摸摸臉,藉此平復情緒,屬個數,一、二、三……
嗯、他又平心靜氣了,趁現在該問的問一問。
「那只是一場隨口胡謅的表演,而表演是我的正職。你能揭穿那老頭、不、我是說九江師父的騙局,卻為什麼會認為昨晚我的鬼上身是真的?」
乾朗側身,寬闊的胸膛微傾而來,若紹繚是個女人,那麼他就能感受到對方那胸涌的、令人迷醉的男性賀爾蒙正猛烈大量的襲來,但紹繚是個男人,心理上更是妥妥的直男一枚,這時候讓他深刻體驗到的,唯有兩只雄性斗魚相遇後只想斗個你死我活好去搶老婆的尿性。
他又不平心靜氣了,帶著警戒,假裝不經意的往後仰,試圖拉開彼此距離。
離遠點啊斗魚,我其實是只愛好和平的斗魚,不想跟你打架。
乾朗一邊看著對方的小動作,一邊說:「紹繚的死有蹊蹺,他不可能有憂郁癥,所以自殺一事不合常理。
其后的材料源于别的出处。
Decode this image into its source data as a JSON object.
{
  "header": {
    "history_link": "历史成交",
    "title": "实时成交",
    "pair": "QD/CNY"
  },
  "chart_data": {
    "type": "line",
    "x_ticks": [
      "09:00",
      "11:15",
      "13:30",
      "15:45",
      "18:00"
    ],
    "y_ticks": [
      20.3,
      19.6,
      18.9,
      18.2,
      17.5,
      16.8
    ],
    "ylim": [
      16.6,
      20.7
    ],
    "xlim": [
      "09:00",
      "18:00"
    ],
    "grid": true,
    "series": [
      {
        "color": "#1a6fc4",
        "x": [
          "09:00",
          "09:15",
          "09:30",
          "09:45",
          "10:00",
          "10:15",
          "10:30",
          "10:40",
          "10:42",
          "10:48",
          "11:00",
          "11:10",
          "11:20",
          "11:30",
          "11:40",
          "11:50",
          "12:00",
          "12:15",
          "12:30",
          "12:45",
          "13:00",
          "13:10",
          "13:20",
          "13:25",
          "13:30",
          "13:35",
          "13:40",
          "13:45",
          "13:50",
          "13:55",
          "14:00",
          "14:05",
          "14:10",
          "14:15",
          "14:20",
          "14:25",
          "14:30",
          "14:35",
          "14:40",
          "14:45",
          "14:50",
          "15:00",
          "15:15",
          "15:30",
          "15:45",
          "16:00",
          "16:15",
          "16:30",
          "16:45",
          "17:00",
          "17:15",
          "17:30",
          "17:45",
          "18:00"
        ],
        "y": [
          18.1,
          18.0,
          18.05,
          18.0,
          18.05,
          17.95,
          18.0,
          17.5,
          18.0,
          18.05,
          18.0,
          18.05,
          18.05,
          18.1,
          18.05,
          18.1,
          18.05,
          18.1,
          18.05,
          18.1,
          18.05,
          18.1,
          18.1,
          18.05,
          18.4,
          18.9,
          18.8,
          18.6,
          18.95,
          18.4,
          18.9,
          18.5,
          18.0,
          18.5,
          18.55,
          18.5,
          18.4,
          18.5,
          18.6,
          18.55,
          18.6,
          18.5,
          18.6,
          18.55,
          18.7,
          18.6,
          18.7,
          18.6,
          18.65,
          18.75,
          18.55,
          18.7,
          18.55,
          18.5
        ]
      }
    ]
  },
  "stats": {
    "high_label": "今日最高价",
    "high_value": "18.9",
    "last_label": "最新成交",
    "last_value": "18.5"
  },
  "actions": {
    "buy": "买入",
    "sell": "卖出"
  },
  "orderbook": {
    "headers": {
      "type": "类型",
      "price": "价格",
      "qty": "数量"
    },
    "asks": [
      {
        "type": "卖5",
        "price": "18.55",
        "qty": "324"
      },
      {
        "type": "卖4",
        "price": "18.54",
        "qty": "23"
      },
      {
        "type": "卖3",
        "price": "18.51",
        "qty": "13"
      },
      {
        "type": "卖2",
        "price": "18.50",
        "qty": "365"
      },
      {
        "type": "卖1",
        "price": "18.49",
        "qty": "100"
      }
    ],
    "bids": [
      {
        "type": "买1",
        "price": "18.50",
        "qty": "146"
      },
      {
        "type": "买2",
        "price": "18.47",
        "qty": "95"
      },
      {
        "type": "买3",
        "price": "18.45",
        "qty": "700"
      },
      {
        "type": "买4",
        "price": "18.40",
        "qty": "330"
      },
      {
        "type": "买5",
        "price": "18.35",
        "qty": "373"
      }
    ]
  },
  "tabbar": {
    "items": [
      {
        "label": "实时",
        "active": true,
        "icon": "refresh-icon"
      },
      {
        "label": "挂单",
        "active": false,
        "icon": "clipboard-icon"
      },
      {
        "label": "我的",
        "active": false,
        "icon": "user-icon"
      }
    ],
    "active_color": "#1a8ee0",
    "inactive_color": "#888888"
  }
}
」
紹繚訝異,細一深思又覺得不對,韶總你不是警察、不是偵探、不是八卦報記者,我的死也不會為你帶來上百上千萬的利益,我死得蹊蹺又關你什麼事?
於是他跟乾總杠上了。
「你怎麼知道他沒有憂郁癥?紹繚有很多朋友,可是沒一個對他的死提出疑問,包括……」紹繚咬咬下唇,很不甘心地說:「他的妻子。」
「我不是那些人。」乾朗深深注視著他,「只有真正的紹繚,才會那樣質疑甄簡。」
「你到底想問紹繚什麼?」再度、他追問。
「我想確認真是甄簡殺了他。」
紹繚猛然盯著他,見到的卻只是對方毫不動搖的表情,他自認是個冷靜自持的人,可在那樣如石頭般穩固的視線里,他竟有些畏懼。
乾朗是個很難撼動的人,商場上他也以頑固、意志堅定、勤奮、不輕易妥協、完美主義而著稱,這些特質此刻就赤裸裸的呈現在那一雙深黑的眼睛里。
紹繚突然就搞不清楚了,為什麼從前沒跟他成為朋友?
應該不只是兩人的商業活動沒太多交集的緣故。
乾朗見他發呆,也沒再說下去,沉默中汽車已經開到紹繚住的公寓大樓底下。
渾渾噩噩地下車,關上車門後,乾朗卻搖下車窗叫住他。